Cyclooxygenase-2 and the kidney: functional and pathophysiological implications.

In adult mammalian kidney, cyclooxygenase-2 (COX-2) expression is found in restricted subpopulations of cells. High levels of expression can be detected in the macula densa (MD) and associated cortical thick ascending limb of Henle (cTALH) cells and medullary interstitial cells (MICs). In human biopsy specimens, COX-2 expression is also detected in glomerular podocytes and increased podocyte expression is seen in experimental models of progressive glomerular injury. Physiological regulation of COX-2 in these cellular compartments suggests functional roles for eicosanoid products of the enzyme. COX-2 expression increases in high-renin states (salt restriction, angiotensin-converting enzyme inhibition, renovascular hypertension) and selective COX-2 inhibitors significantly decrease plasma renin levels, renal renin activity and mRNA expression. There is evidence for negative regulation of MD/cTALH COX-2 by angiotensin II and by glucocorticoids and mineralocorticoids.

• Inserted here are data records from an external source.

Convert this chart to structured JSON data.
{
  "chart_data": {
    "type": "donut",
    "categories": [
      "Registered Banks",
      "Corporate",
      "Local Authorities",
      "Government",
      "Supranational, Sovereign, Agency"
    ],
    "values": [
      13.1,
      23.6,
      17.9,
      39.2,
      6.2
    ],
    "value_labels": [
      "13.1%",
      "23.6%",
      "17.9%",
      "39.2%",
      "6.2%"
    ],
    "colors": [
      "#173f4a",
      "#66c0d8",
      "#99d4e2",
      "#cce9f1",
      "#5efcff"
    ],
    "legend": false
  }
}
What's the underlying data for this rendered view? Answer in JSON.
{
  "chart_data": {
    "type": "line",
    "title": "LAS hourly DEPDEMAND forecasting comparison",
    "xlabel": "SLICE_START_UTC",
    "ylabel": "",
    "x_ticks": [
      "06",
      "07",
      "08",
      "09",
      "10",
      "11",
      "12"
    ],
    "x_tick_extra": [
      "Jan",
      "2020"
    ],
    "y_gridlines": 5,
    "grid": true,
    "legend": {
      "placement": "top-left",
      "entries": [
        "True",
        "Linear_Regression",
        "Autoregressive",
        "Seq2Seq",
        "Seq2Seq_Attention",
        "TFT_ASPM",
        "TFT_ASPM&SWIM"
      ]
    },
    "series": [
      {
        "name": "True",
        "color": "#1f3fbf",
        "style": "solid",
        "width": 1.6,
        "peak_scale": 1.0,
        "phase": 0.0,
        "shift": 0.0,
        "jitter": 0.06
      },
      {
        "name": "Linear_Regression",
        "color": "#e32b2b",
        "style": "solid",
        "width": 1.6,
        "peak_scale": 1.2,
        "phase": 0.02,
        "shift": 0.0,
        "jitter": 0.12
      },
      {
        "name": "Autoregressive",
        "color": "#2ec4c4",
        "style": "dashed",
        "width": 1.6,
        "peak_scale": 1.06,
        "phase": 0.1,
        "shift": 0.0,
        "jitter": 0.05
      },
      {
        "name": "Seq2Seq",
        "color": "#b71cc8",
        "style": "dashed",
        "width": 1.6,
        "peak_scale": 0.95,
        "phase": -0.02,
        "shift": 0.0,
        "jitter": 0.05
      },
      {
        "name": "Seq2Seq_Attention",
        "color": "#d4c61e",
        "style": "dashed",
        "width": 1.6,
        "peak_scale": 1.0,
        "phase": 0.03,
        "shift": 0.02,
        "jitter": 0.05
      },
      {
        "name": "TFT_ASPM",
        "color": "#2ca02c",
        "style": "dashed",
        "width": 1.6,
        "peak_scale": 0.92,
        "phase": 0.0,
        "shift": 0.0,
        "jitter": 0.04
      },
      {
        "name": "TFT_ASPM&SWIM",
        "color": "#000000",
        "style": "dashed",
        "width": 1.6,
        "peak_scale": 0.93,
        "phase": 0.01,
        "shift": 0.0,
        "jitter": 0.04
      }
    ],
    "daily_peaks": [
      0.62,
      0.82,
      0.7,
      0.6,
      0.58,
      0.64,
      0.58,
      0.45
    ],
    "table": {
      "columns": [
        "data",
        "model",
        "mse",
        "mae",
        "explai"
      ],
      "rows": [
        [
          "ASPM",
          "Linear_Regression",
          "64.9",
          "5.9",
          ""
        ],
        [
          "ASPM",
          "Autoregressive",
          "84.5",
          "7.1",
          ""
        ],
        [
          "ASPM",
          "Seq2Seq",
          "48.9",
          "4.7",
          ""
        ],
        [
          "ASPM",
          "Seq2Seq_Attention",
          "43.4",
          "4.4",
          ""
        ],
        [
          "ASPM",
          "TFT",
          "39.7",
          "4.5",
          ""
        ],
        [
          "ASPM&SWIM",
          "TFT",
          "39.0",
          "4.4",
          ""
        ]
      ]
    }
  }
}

Conversely, nitric oxide (NO) generated by neuronal nitric oxide synthase (nNOS) is a positive modulator of COX-2 expression. Decreased extracellular chloride increases COX-2 expression in cultured cTALH, an effect mediated by increased p38 MAP kinase activity and, in vivo, a sodium-deficient diet increases expression of activated p38 in MD/cTALH. In contrast to COX-2 in MD/cTALH, COX-2 expression in MICs increases in response to a high-salt diet, as well as water deprivation. Studies in cultured MICs confirm that expression is increased in response to hypertonicity, and expression is mediated at least in part by nuclear factor-kappaB (NFkappaB) activation. COX-2 inhibition leads to apoptosis of MICs in response to hypertonicity in vitro and following water deprivation in vivo. In addition, COX-2 metabolites appear to be important mediators of medullary blood flow and renal salt handling. Therefore, there is increasing evidence that COX-2 is an important physiological mediator of kidney function.